Fälschung von Rezepten- Realschullehrerin in Haft

Sie sollten eigentlich ein Vorbild für unsere Kinder sein, doch eine Realschullehrerin aus Niedersachsen ist dieser Aufgabe über Jahre nicht gerecht geworden. Die ehemalige Lehrerin hat innerhalb von vier Jahren so viele Rezepte gefälscht, dass sie sich einen Betrag von über 900.000 € erschleichen konnte.

Das Landgericht Osnabrück hatte nun ein Verfahren gegen die Realschullehrerin zu führen, in dem sie wegen Betruges gem. § 263 StGB in 112 Fällen, Urkundenfälschung gem. § 264 StGB und des Erschleichens von Leistungen gem. § 265 a StGB angeklagt wurde.

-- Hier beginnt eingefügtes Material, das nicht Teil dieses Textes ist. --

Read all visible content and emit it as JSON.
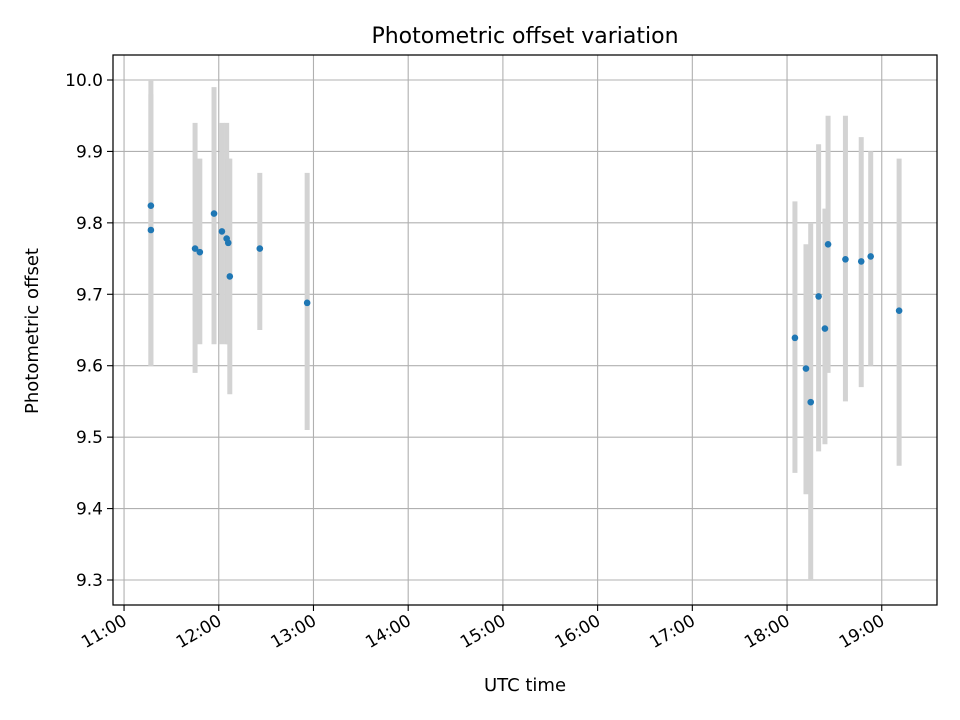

Das Landgericht konnte in dem Verfahren feststellen, dass in 112 Fällen Rezepte für Medikamente gefälscht wurden, um die Beihilfestellen des Landes Niedersachen zu täuschen. Über solche Beihilfestillen verfügt jedes Bundesland. Ihre Aufgabe besteht darin, Beamte in Krankheitsfällen finanziell zu unterstützen. Die Lehrerin hatte als Beamte des Landes Niedersachsen daher die Möglichkeit, Rezepte über die Beihilfestelle zu beziehen und dies schamlos ausgenutzt.

Die ehemalige Lehrerin habe die ihr ausgestellten Rezepte derart gefälscht, dass sie eine jeweils größere Menge an Medikamenten in das Rezept eingetragen habe, als ihr eigentlich verschrieben worden war. Dadurch konnte sie durch die Rückgabe der zu viel ausgegebenen Medikamente Rückerstattungen erhalten, die einen Betrag von über 900.000 € erreicht haben sollen.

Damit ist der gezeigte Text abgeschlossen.